Menjelang tengah hari, sebuah karavan dagang dari negeri Syam tiba di Mekah. Tidak lama kemudian karavan dagang memasuki pelataran sebuah rumah besar dan indah.

Dari dalam, seorang wanita bergegas keluar dan menyambut karavan perdagangan yang dia tunggu-tunggu. Dari raut wajahnya ada sedikit kegembiraan. Tak lama setelah itu, terjadi percakapan antara wanita bernama Siti Khadijah dan Nabi Muhammad bin Abdullah, pria muda yang memimpin kafilah dagang.

Dia mendengarkan pemuda yang bernama Nabi Muhammad berbicara dengan bahasa yang fasih tentang perjalanan dagangannya ke tanah Syam, serta manfaat yang diperoleh dari perdagangan itu. Demikian juga, Khadijah mendengar penjelasan Muhammad tentang barang-barang dari Syam yang telah dibawanya bersama karavannya.

Khadijah sangat senang dan tampak sangat antusias mendengarkan ceritanya. Sesaat kemudian Maisarah datang; Orang kepercayaan Khadijah yang menemani Nabi Muhammad berdagang ke Syam. Dia juga menceritakan pengalaman yang dia temui selama perjalanan. Segala sesuatu yang diceritakan oleh Maisarah menambah pengetahuan Khadijah tentang Nabi Muhammad. Sebelumnya, Khadijah juga tahu bahwa Nabi Muhammad adalah sosok pemuda yang sangat mulia. Dalam waktu singkat, simpati itu berubah menjadi cinta.

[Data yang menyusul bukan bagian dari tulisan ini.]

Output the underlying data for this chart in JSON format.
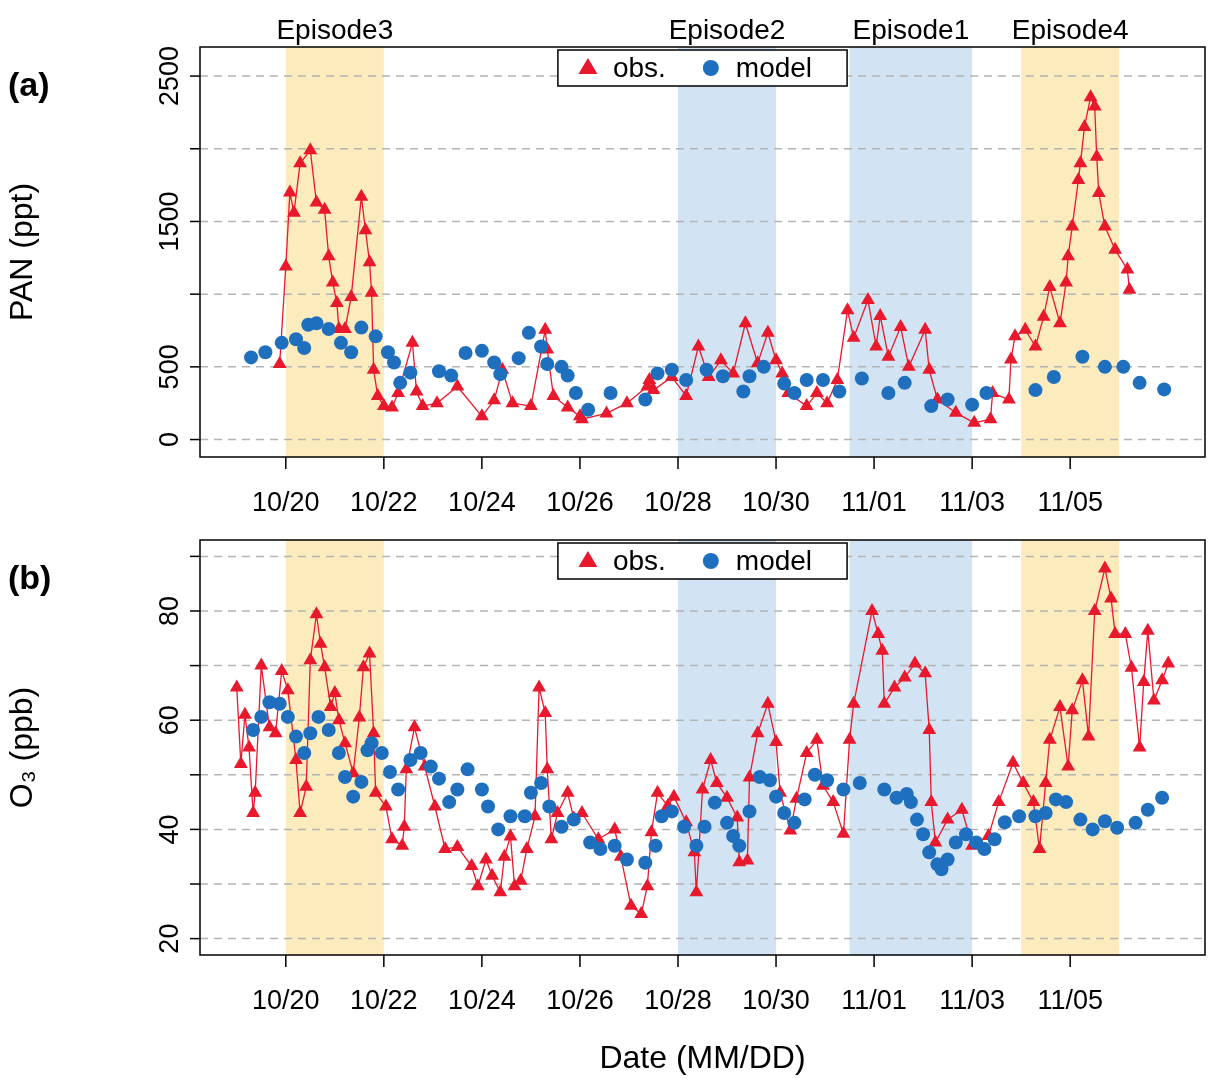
{
  "chart_data": [
    {
      "type": "line",
      "ylabel": "PAN (ppt)",
      "annotations": [
        "(a)"
      ],
      "legend": "top",
      "grid": "y",
      "xlim": [
        "--10-18T06:00",
        "--11-07T18:00"
      ],
      "xticks": [
        {
          "value": "--10-20",
          "label": "10/20"
        },
        {
          "value": "--10-22",
          "label": "10/22"
        },
        {
          "value": "--10-24",
          "label": "10/24"
        },
        {
          "value": "--10-26",
          "label": "10/26"
        },
        {
          "value": "--10-28",
          "label": "10/28"
        },
        {
          "value": "--10-30",
          "label": "10/30"
        },
        {
          "value": "--11-01",
          "label": "11/01"
        },
        {
          "value": "--11-03",
          "label": "11/03"
        },
        {
          "value": "--11-05",
          "label": "11/05"
        }
      ],
      "ylim": [
        -120,
        2700
      ],
      "yticks": [
        0,
        500,
        {
          "value": 1000,
          "label": null
        },
        1500,
        {
          "value": 2000,
          "label": null
        },
        2500
      ],
      "bands": [
        {
          "axis": "x",
          "from": "--10-20",
          "to": "--10-22",
          "label": "Episode3",
          "color": "#fcebbd"
        },
        {
          "axis": "x",
          "from": "--10-28",
          "to": "--10-30",
          "label": "Episode2",
          "color": "#d2e3f3"
        },
        {
          "axis": "x",
          "from": "--10-31T12:00",
          "to": "--11-03",
          "label": "Episode1",
          "color": "#d2e3f3"
        },
        {
          "axis": "x",
          "from": "--11-04",
          "to": "--11-06",
          "label": "Episode4",
          "color": "#fcebbd"
        }
      ],
      "series": [
        {
          "name": "obs.",
          "type": "line",
          "marker": "triangle",
          "color": "#e8192c",
          "x": [
            "--10-19T21:00",
            "--10-20T00:00",
            "--10-20T02:00",
            "--10-20T04:00",
            "--10-20T07:00",
            "--10-20T12:00",
            "--10-20T15:00",
            "--10-20T19:00",
            "--10-20T21:00",
            "--10-20T23:00",
            "--10-21T01:00",
            "--10-21T02:00",
            "--10-21T05:00",
            "--10-21T08:00",
            "--10-21T13:00",
            "--10-21T15:00",
            "--10-21T17:00",
            "--10-21T18:00",
            "--10-21T19:00",
            "--10-21T21:00",
            "--10-22T00:00",
            "--10-22T04:00",
            "--10-22T07:00",
            "--10-22T14:00",
            "--10-22T16:00",
            "--10-22T19:00",
            "--10-23T02:00",
            "--10-23T12:00",
            "--10-24T00:00",
            "--10-24T06:00",
            "--10-24T10:00",
            "--10-24T15:00",
            "--10-25T00:00",
            "--10-25T07:00",
            "--10-25T08:00",
            "--10-25T11:00",
            "--10-25T18:00",
            "--10-26T00:00",
            "--10-26T01:00",
            "--10-26T13:00",
            "--10-26T23:00",
            "--10-27T09:00",
            "--10-27T10:00",
            "--10-27T12:00",
            "--10-27T21:00",
            "--10-28T04:00",
            "--10-28T10:00",
            "--10-28T15:00",
            "--10-28T21:00",
            "--10-29T03:00",
            "--10-29T09:00",
            "--10-29T15:00",
            "--10-29T20:00",
            "--10-30T00:00",
            "--10-30T03:00",
            "--10-30T06:00",
            "--10-30T15:00",
            "--10-30T20:00",
            "--10-31T01:00",
            "--10-31T06:00",
            "--10-31T11:00",
            "--10-31T14:00",
            "--10-31T21:00",
            "--11-01T01:00",
            "--11-01T03:00",
            "--11-01T07:00",
            "--11-01T13:00",
            "--11-01T17:00",
            "--11-02T01:00",
            "--11-02T03:00",
            "--11-02T07:00",
            "--11-02T16:00",
            "--11-03T01:00",
            "--11-03T09:00",
            "--11-03T10:00",
            "--11-03T18:00",
            "--11-03T19:00",
            "--11-03T21:00",
            "--11-04T02:00",
            "--11-04T07:00",
            "--11-04T11:00",
            "--11-04T14:00",
            "--11-04T19:00",
            "--11-04T22:00",
            "--11-04T23:00",
            "--11-05T01:00",
            "--11-05T04:00",
            "--11-05T05:00",
            "--11-05T07:00",
            "--11-05T10:00",
            "--11-05T12:00",
            "--11-05T13:00",
            "--11-05T14:00",
            "--11-05T17:00",
            "--11-05T22:00",
            "--11-06T04:00",
            "--11-06T05:00"
          ],
          "values": [
            520,
            1190,
            1700,
            1560,
            1900,
            1990,
            1630,
            1580,
            1260,
            1080,
            940,
            760,
            760,
            980,
            1670,
            1440,
            1220,
            1010,
            480,
            300,
            230,
            220,
            320,
            665,
            330,
            230,
            250,
            365,
            160,
            270,
            480,
            250,
            230,
            755,
            620,
            300,
            220,
            160,
            140,
            180,
            250,
            365,
            410,
            340,
            430,
            300,
            640,
            430,
            545,
            455,
            800,
            525,
            735,
            545,
            455,
            320,
            230,
            320,
            250,
            410,
            890,
            700,
            960,
            640,
            850,
            570,
            775,
            500,
            755,
            480,
            275,
            185,
            115,
            140,
            320,
            275,
            550,
            710,
            755,
            640,
            845,
            1050,
            800,
            1080,
            1260,
            1465,
            1785,
            1900,
            2150,
            2355,
            2290,
            1945,
            1695,
            1465,
            1305,
            1170,
            1030
          ]
        },
        {
          "name": "model",
          "type": "scatter",
          "marker": "circle",
          "color": "#1f6fbf",
          "x": [
            "--10-19T07:00",
            "--10-19T14:00",
            "--10-19T22:00",
            "--10-20T05:00",
            "--10-20T09:00",
            "--10-20T11:00",
            "--10-20T15:00",
            "--10-20T21:00",
            "--10-21T03:00",
            "--10-21T08:00",
            "--10-21T13:00",
            "--10-21T20:00",
            "--10-22T02:00",
            "--10-22T05:00",
            "--10-22T08:00",
            "--10-22T13:00",
            "--10-23T03:00",
            "--10-23T09:00",
            "--10-23T16:00",
            "--10-24T00:00",
            "--10-24T06:00",
            "--10-24T09:00",
            "--10-24T18:00",
            "--10-24T23:00",
            "--10-25T05:00",
            "--10-25T08:00",
            "--10-25T15:00",
            "--10-25T18:00",
            "--10-25T22:00",
            "--10-26T04:00",
            "--10-26T15:00",
            "--10-27T08:00",
            "--10-27T14:00",
            "--10-27T21:00",
            "--10-28T04:00",
            "--10-28T14:00",
            "--10-28T22:00",
            "--10-29T08:00",
            "--10-29T11:00",
            "--10-29T18:00",
            "--10-30T04:00",
            "--10-30T09:00",
            "--10-30T15:00",
            "--10-30T23:00",
            "--10-31T07:00",
            "--10-31T18:00",
            "--11-01T07:00",
            "--11-01T15:00",
            "--11-02T04:00",
            "--11-02T12:00",
            "--11-03T00:00",
            "--11-03T07:00",
            "--11-04T07:00",
            "--11-04T16:00",
            "--11-05T06:00",
            "--11-05T17:00",
            "--11-06T02:00",
            "--11-06T10:00",
            "--11-06T22:00"
          ],
          "values": [
            565,
            600,
            665,
            690,
            630,
            790,
            800,
            760,
            665,
            600,
            770,
            710,
            600,
            530,
            390,
            460,
            470,
            440,
            595,
            610,
            530,
            450,
            560,
            735,
            640,
            520,
            500,
            440,
            320,
            205,
            320,
            275,
            455,
            480,
            410,
            480,
            435,
            330,
            435,
            500,
            385,
            320,
            410,
            410,
            330,
            420,
            320,
            390,
            230,
            275,
            240,
            320,
            340,
            430,
            570,
            500,
            500,
            390,
            345
          ]
        }
      ]
    },
    {
      "type": "line",
      "ylabel": "O₃ (ppb)",
      "xlabel": "Date (MM/DD)",
      "annotations": [
        "(b)"
      ],
      "legend": "top",
      "grid": "y",
      "xlim": [
        "--10-18T06:00",
        "--11-07T18:00"
      ],
      "xticks": [
        {
          "value": "--10-20",
          "label": "10/20"
        },
        {
          "value": "--10-22",
          "label": "10/22"
        },
        {
          "value": "--10-24",
          "label": "10/24"
        },
        {
          "value": "--10-26",
          "label": "10/26"
        },
        {
          "value": "--10-28",
          "label": "10/28"
        },
        {
          "value": "--10-30",
          "label": "10/30"
        },
        {
          "value": "--11-01",
          "label": "11/01"
        },
        {
          "value": "--11-03",
          "label": "11/03"
        },
        {
          "value": "--11-05",
          "label": "11/05"
        }
      ],
      "ylim": [
        17,
        93
      ],
      "yticks": [
        20,
        {
          "value": 30,
          "label": null
        },
        40,
        {
          "value": 50,
          "label": null
        },
        60,
        {
          "value": 70,
          "label": null
        },
        80,
        {
          "value": 90,
          "label": null
        }
      ],
      "bands": [
        {
          "axis": "x",
          "from": "--10-20",
          "to": "--10-22",
          "color": "#fcebbd"
        },
        {
          "axis": "x",
          "from": "--10-28",
          "to": "--10-30",
          "color": "#d2e3f3"
        },
        {
          "axis": "x",
          "from": "--10-31T12:00",
          "to": "--11-03",
          "color": "#d2e3f3"
        },
        {
          "axis": "x",
          "from": "--11-04",
          "to": "--11-06",
          "color": "#fcebbd"
        }
      ],
      "series": [
        {
          "name": "obs.",
          "type": "line",
          "marker": "triangle",
          "color": "#e8192c",
          "x": [
            "--10-19T00:00",
            "--10-19T02:00",
            "--10-19T04:00",
            "--10-19T06:00",
            "--10-19T08:00",
            "--10-19T09:00",
            "--10-19T12:00",
            "--10-19T16:00",
            "--10-19T19:00",
            "--10-19T22:00",
            "--10-20T01:00",
            "--10-20T05:00",
            "--10-20T07:00",
            "--10-20T10:00",
            "--10-20T12:00",
            "--10-20T15:00",
            "--10-20T17:00",
            "--10-20T19:00",
            "--10-20T22:00",
            "--10-21T00:00",
            "--10-21T02:00",
            "--10-21T05:00",
            "--10-21T09:00",
            "--10-21T12:00",
            "--10-21T14:00",
            "--10-21T17:00",
            "--10-21T19:00",
            "--10-21T20:00",
            "--10-22T01:00",
            "--10-22T04:00",
            "--10-22T09:00",
            "--10-22T10:00",
            "--10-22T11:00",
            "--10-22T15:00",
            "--10-22T20:00",
            "--10-23T01:00",
            "--10-23T06:00",
            "--10-23T12:00",
            "--10-23T19:00",
            "--10-23T22:00",
            "--10-24T02:00",
            "--10-24T05:00",
            "--10-24T09:00",
            "--10-24T11:00",
            "--10-24T14:00",
            "--10-24T16:00",
            "--10-24T19:00",
            "--10-24T22:00",
            "--10-25T02:00",
            "--10-25T04:00",
            "--10-25T07:00",
            "--10-25T08:00",
            "--10-25T10:00",
            "--10-25T13:00",
            "--10-25T18:00",
            "--10-25T21:00",
            "--10-26T01:00",
            "--10-26T09:00",
            "--10-26T17:00",
            "--10-26T20:00",
            "--10-27T01:00",
            "--10-27T06:00",
            "--10-27T09:00",
            "--10-27T11:00",
            "--10-27T14:00",
            "--10-27T19:00",
            "--10-27T22:00",
            "--10-28T04:00",
            "--10-28T08:00",
            "--10-28T09:00",
            "--10-28T12:00",
            "--10-28T16:00",
            "--10-28T19:00",
            "--10-29T00:00",
            "--10-29T05:00",
            "--10-29T06:00",
            "--10-29T10:00",
            "--10-29T11:00",
            "--10-29T15:00",
            "--10-29T20:00",
            "--10-30T00:00",
            "--10-30T02:00",
            "--10-30T07:00",
            "--10-30T10:00",
            "--10-30T15:00",
            "--10-30T20:00",
            "--10-30T23:00",
            "--10-31T04:00",
            "--10-31T09:00",
            "--10-31T12:00",
            "--10-31T14:00",
            "--10-31T23:00",
            "--11-01T02:00",
            "--11-01T04:00",
            "--11-01T05:00",
            "--11-01T10:00",
            "--11-01T15:00",
            "--11-01T20:00",
            "--11-02T01:00",
            "--11-02T03:00",
            "--11-02T04:00",
            "--11-02T06:00",
            "--11-02T12:00",
            "--11-02T19:00",
            "--11-03T00:00",
            "--11-03T08:00",
            "--11-03T13:00",
            "--11-03T20:00",
            "--11-04T01:00",
            "--11-04T06:00",
            "--11-04T09:00",
            "--11-04T12:00",
            "--11-04T14:00",
            "--11-04T19:00",
            "--11-04T23:00",
            "--11-05T01:00",
            "--11-05T06:00",
            "--11-05T09:00",
            "--11-05T12:00",
            "--11-05T17:00",
            "--11-05T20:00",
            "--11-05T22:00",
            "--11-06T03:00",
            "--11-06T06:00",
            "--11-06T10:00",
            "--11-06T12:00",
            "--11-06T14:00",
            "--11-06T17:00",
            "--11-06T21:00",
            "--11-07T00:00"
          ],
          "values": [
            66,
            52,
            61,
            55,
            43,
            46.7,
            70,
            58.7,
            57.6,
            69,
            65.5,
            52.7,
            43,
            47.8,
            71,
            79.4,
            74,
            69.7,
            62.4,
            65,
            60,
            55.8,
            50.3,
            60.5,
            69.7,
            72.2,
            57.6,
            46.7,
            44.2,
            38.2,
            37,
            40.5,
            51,
            58.7,
            51.5,
            44.2,
            36.4,
            36.8,
            33.3,
            29.6,
            34.5,
            31.5,
            28.5,
            35,
            38.7,
            29.6,
            30.6,
            36.4,
            42.4,
            66,
            61.3,
            51,
            38.2,
            43,
            46.7,
            42,
            43,
            38.2,
            40,
            35,
            26,
            24.5,
            29.6,
            39.5,
            46.7,
            44.3,
            46,
            41.3,
            35.8,
            28.5,
            47.3,
            52.7,
            48.5,
            45.8,
            42.2,
            34,
            34.3,
            49.5,
            57.6,
            63,
            56,
            46.7,
            39.8,
            45.6,
            54,
            56.4,
            48,
            45,
            39.2,
            56.4,
            63,
            80,
            75.8,
            72.7,
            63,
            66,
            67.8,
            70.4,
            68.6,
            58.2,
            45,
            37.6,
            41.8,
            43.6,
            37,
            38.8,
            45,
            52.2,
            48.5,
            45,
            36.4,
            48.5,
            56.4,
            62.4,
            51.5,
            61.8,
            67.3,
            57,
            80,
            87.8,
            82.3,
            75.8,
            75.8,
            69.6,
            55,
            67,
            76.4,
            63.6,
            67.3,
            70.4
          ]
        },
        {
          "name": "model",
          "type": "scatter",
          "marker": "circle",
          "color": "#1f6fbf",
          "x": [
            "--10-19T08:00",
            "--10-19T12:00",
            "--10-19T16:00",
            "--10-19T21:00",
            "--10-20T01:00",
            "--10-20T05:00",
            "--10-20T09:00",
            "--10-20T12:00",
            "--10-20T16:00",
            "--10-20T21:00",
            "--10-21T02:00",
            "--10-21T05:00",
            "--10-21T09:00",
            "--10-21T13:00",
            "--10-21T16:00",
            "--10-21T18:00",
            "--10-21T23:00",
            "--10-22T03:00",
            "--10-22T07:00",
            "--10-22T13:00",
            "--10-22T18:00",
            "--10-22T23:00",
            "--10-23T03:00",
            "--10-23T08:00",
            "--10-23T12:00",
            "--10-23T17:00",
            "--10-24T00:00",
            "--10-24T03:00",
            "--10-24T08:00",
            "--10-24T14:00",
            "--10-24T21:00",
            "--10-25T00:00",
            "--10-25T05:00",
            "--10-25T09:00",
            "--10-25T15:00",
            "--10-25T21:00",
            "--10-26T05:00",
            "--10-26T10:00",
            "--10-26T17:00",
            "--10-26T23:00",
            "--10-27T08:00",
            "--10-27T13:00",
            "--10-27T16:00",
            "--10-27T21:00",
            "--10-28T03:00",
            "--10-28T09:00",
            "--10-28T13:00",
            "--10-28T18:00",
            "--10-29T00:00",
            "--10-29T03:00",
            "--10-29T06:00",
            "--10-29T11:00",
            "--10-29T16:00",
            "--10-29T21:00",
            "--10-30T00:00",
            "--10-30T04:00",
            "--10-30T09:00",
            "--10-30T14:00",
            "--10-30T19:00",
            "--10-31T01:00",
            "--10-31T09:00",
            "--10-31T17:00",
            "--11-01T05:00",
            "--11-01T11:00",
            "--11-01T16:00",
            "--11-01T18:00",
            "--11-01T21:00",
            "--11-02T00:00",
            "--11-02T03:00",
            "--11-02T07:00",
            "--11-02T09:00",
            "--11-02T12:00",
            "--11-02T16:00",
            "--11-02T21:00",
            "--11-03T02:00",
            "--11-03T06:00",
            "--11-03T11:00",
            "--11-03T16:00",
            "--11-03T23:00",
            "--11-04T07:00",
            "--11-04T12:00",
            "--11-04T17:00",
            "--11-04T22:00",
            "--11-05T05:00",
            "--11-05T11:00",
            "--11-05T17:00",
            "--11-05T23:00",
            "--11-06T08:00",
            "--11-06T14:00",
            "--11-06T21:00"
          ],
          "values": [
            58.2,
            60.6,
            63.3,
            63,
            60.6,
            57,
            54,
            57.6,
            60.6,
            58.2,
            54,
            49.6,
            46,
            48.7,
            54.5,
            55.8,
            54,
            50.5,
            47.3,
            52.7,
            54,
            51.5,
            49.3,
            45,
            47.3,
            51,
            47.3,
            44.2,
            40,
            42.4,
            42.4,
            46.7,
            48.5,
            44.2,
            40.5,
            41.8,
            37.6,
            36.4,
            37,
            34.5,
            33.9,
            37,
            42.4,
            43.3,
            40.5,
            37,
            40.5,
            44.9,
            41.2,
            38.8,
            37,
            43.3,
            49.6,
            49,
            46,
            43,
            41.2,
            45.5,
            50,
            49,
            47.3,
            48.5,
            47.3,
            45.8,
            46.5,
            45,
            41.8,
            39.1,
            35.8,
            33.6,
            32.7,
            34.5,
            37.6,
            39.1,
            37.6,
            36.4,
            38.2,
            41.3,
            42.4,
            42.4,
            43,
            45.5,
            45,
            41.8,
            40,
            41.5,
            40.3,
            41.2,
            43.6,
            45.8
          ]
        }
      ]
    }
  ]
}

Khadijah tertarik untuk menjadikan Nabi Muhammad bin Abdullah pendamping hidup. Apa yang menyebabkan Siti Khadijah bersimpati dan jatuh cinta pada sosok pemuda ini? Bukankah Khadijah seorang wanita kaya di Mekah pada saat itu, sementara nabi Muhammad hanyalah 'pemuda biasa'? Mengapa Khadijah 'berani' menjadikan Nabi Muhammad sebagai seorang suami, bahkan dia yang mengambil inisiatif untuk melamarnya, padahal sebelumnya banyak pejabat Quraisy mengajukan lamaran mereka, dan semuanya ditolak? Ada beberapa faktor.

Pertama, faktor komparatif atau kesabaran. Wajar bagi seseorang untuk jatuh cinta pada seseorang yang memiliki lebih banyak kesamaan dengan dirinya daripada perbedaan. Orang juga akan cenderung memilih pasangan hidup yang sekufu (setara), baik dari segi aset, ideologi, gaya hidup, kecerdasan, dan kepribadian.

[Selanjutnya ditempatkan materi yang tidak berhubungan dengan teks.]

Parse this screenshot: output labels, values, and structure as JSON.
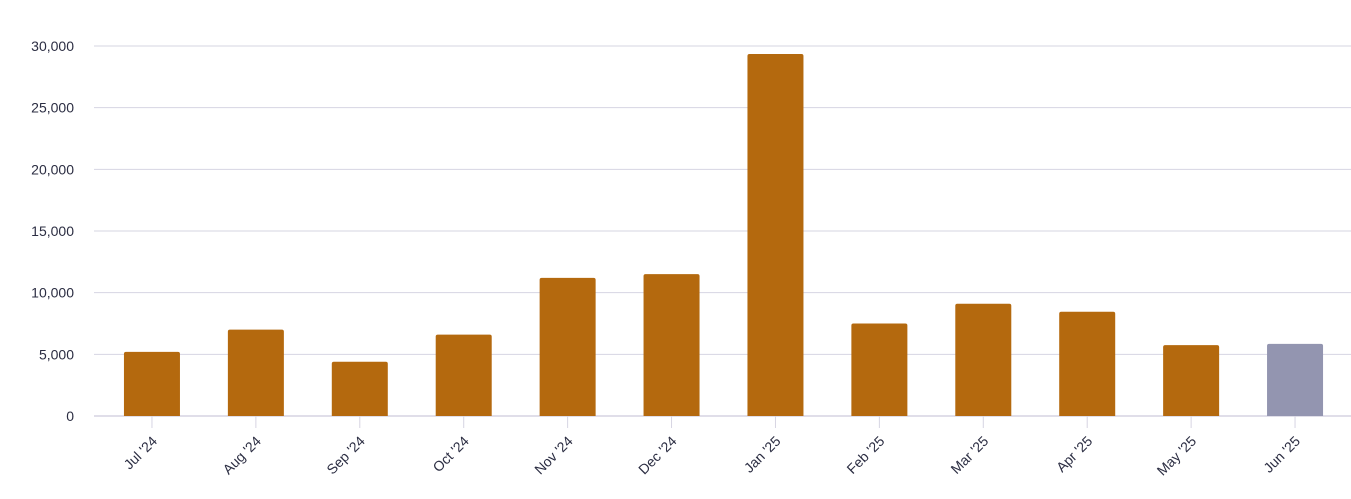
{
  "chart_data": {
    "type": "bar",
    "categories": [
      "Jul '24",
      "Aug '24",
      "Sep '24",
      "Oct '24",
      "Nov '24",
      "Dec '24",
      "Jan '25",
      "Feb '25",
      "Mar '25",
      "Apr '25",
      "May '25",
      "Jun '25"
    ],
    "values": [
      5200,
      7000,
      4400,
      6600,
      11200,
      11500,
      29350,
      7500,
      9100,
      8450,
      5750,
      5850
    ],
    "ylim": [
      0,
      30000
    ],
    "yticks": [
      0,
      5000,
      10000,
      15000,
      20000,
      25000,
      30000
    ],
    "ytick_labels": [
      "0",
      "5,000",
      "10,000",
      "15,000",
      "20,000",
      "25,000",
      "30,000"
    ],
    "grid": true,
    "colors": {
      "bar": "#b4690e",
      "current_bar": "#9395b0",
      "grid": "#d6d4e2",
      "text": "#2b2d42"
    },
    "highlighted_category": "Jun '25"
  }
}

Khadijah mencintai Rasulullah SAW, mungkin, karena Rasulullah SAW memiliki banyak 'kesamaan' dengannya.

Khadijah adalah seorang wanita yang mulia, Nabi Muhammad juga seorang pria yang mulia, jadi Khadijah cenderung memilih teman yang karakternya mulia. Khadijah adalah seorang konglomerat, sedangkan Rasul adalah seorang pengusaha dan pemasar yang hebat. Rasul berasal dari keturunan orang-orang terhormat, serta Khadijah.

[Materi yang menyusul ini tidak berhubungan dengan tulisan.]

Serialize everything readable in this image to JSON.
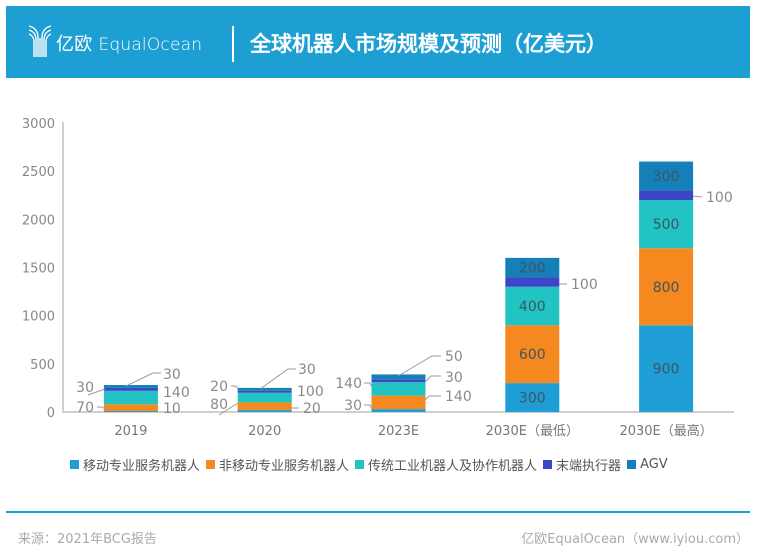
{
  "header": {
    "brand_cn": "亿欧",
    "brand_en": "EqualOcean",
    "title": "全球机器人市场规模及预测（亿美元）",
    "background_color": "#1E9FD4"
  },
  "chart_data": {
    "type": "bar",
    "stacked": true,
    "title": "全球机器人市场规模及预测（亿美元）",
    "xlabel": "",
    "ylabel": "",
    "ylim": [
      0,
      3000
    ],
    "y_ticks": [
      0,
      500,
      1000,
      1500,
      2000,
      2500,
      3000
    ],
    "grid": false,
    "legend": "bottom",
    "categories": [
      "2019",
      "2020",
      "2023E",
      "2030E（最低）",
      "2030E（最高）"
    ],
    "series": [
      {
        "name": "移动专业服务机器人",
        "color": "#1F9ED5",
        "values": [
          10,
          20,
          30,
          300,
          900
        ]
      },
      {
        "name": "非移动专业服务机器人",
        "color": "#F5891F",
        "values": [
          70,
          80,
          140,
          600,
          800
        ]
      },
      {
        "name": "传统工业机器人及协作机器人",
        "color": "#22C3C3",
        "values": [
          140,
          100,
          140,
          400,
          500
        ]
      },
      {
        "name": "末端执行器",
        "color": "#3B47C6",
        "values": [
          30,
          20,
          30,
          100,
          100
        ]
      },
      {
        "name": "AGV",
        "color": "#1580B8",
        "values": [
          30,
          30,
          50,
          200,
          300
        ]
      }
    ]
  },
  "footer": {
    "source": "来源：2021年BCG报告",
    "credit": "亿欧EqualOcean（www.iyiou.com）"
  }
}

Dua karakter yang memiliki banyak kesamaan ini jelas lebih mudah disatukan. Di luar persyaratan Allah, Khadijah tertarik pada Rasulullah SAW karena ia seorang profesional. Hingga usia 25 tahun, Rasul telah melewati tahapan kehidupan sebagai seorang profesional di bidangnya (pedagang).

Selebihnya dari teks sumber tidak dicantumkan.